Le financement de la dépendance pourrait également être renforcé par une redéfinition des modalités de calcul de l'imposition sur les successions. Le recours à cet impôt comporte deux avantages :

- prendre en compte le vieillissement de la population qui limite la capacité à renforcer la pression fiscale sur les actifs pour financer la branche autonomie ;

- renforcer la justice fiscale alors que l'héritage a un poids de plus en plus déterminant dans le patrimoine global des individus.

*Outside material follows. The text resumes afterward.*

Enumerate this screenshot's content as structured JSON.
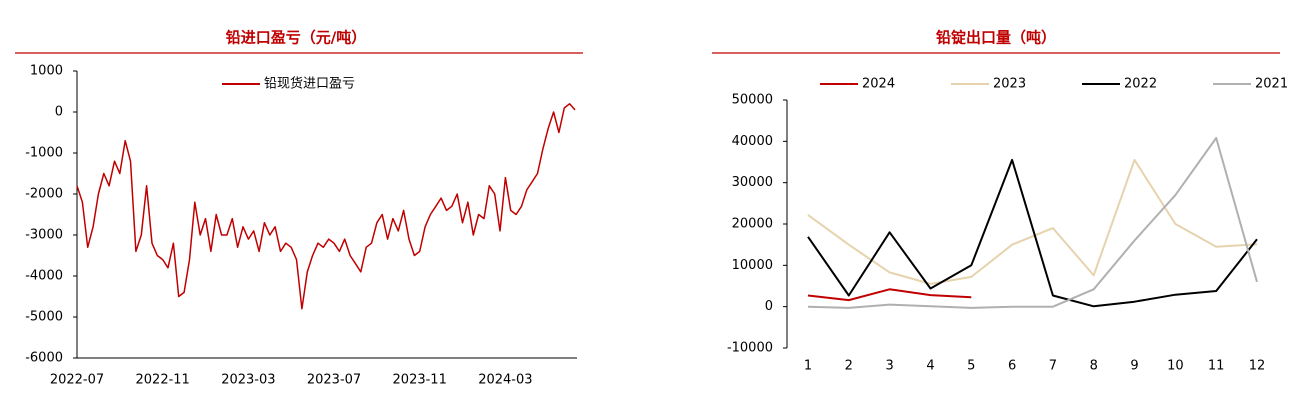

Le rendement de la fiscalité sur les successions est limité par l'accumulation de dispositifs fiscaux (assurance-vie, démembrement de propriété, effacement des plus-values latentes à la succession, pactes Dutreil, etc.). Ainsi, 40 % du patrimoine transmis échappe au flux successoral appréhendé par l'imposition. Ces dispositifs profitent notamment aux patrimoines les plus élevés qui optimisent leur taux réel d'imposition. En dépit de taux faciaux marginaux élevés allant jusqu'à 45 %, les 0,1 % d'individus héritant le plus au cours de leur vie ne payeront que 10 % d'impôts sur les successions qu'ils auront perçues. Le taux effectif d'imposition du 999e millime est le double de celui du 90percentile, alors que le patrimoine hérité est 24 fois plus élevé. La progressivité du taux d'imposition réel apparaît donc comme insuffisamment proportionnel. Une des difficultés de rendement que connaît l'impôt sur les successions tient au séquençage des transmissions de patrimoine : le calcul du taux d'imposition se fait sur chaque succession indépendamment de celles déjà perçues dans le passé. L'imposition sur les successions est aveugle à l'accumulation et ne regarde que le flux perçu à un instant T. Ainsi, les ménages les plus aisés peuvent optimiser leur transmission de patrimoine en séquençant celle-ci.

Dès lors, afin de renforcer la justice fiscale et améliorer le rendement de l'imposition sur les successions, il pourrait être créé une imposition sur les successions totales perçues tout au long de la vie. Sur le modèle de l'impôt sur le revenu fonctionnant par tranches progressives, la fiscalité sur les successions pourrait prendre en compte l'accumulation du capital transmis, par héritage ou donation, tout au long de la vie d'un individu. Les rentrées fiscales supplémentaires pourraient financer la branche autonomie. Cette mesure a été proposée par le Conseil d'analyse économique292(*), qui n'a pas réalisé d'évaluation sur les recettes fiscales associées.


* 290 Fonds de solidarité vieillesse.

* 291 Caisse d'amortissement de la dette sociale.

* 292 « Repenser l'héritage », note du Conseil d'analyse économique n° 69, décembre 2021.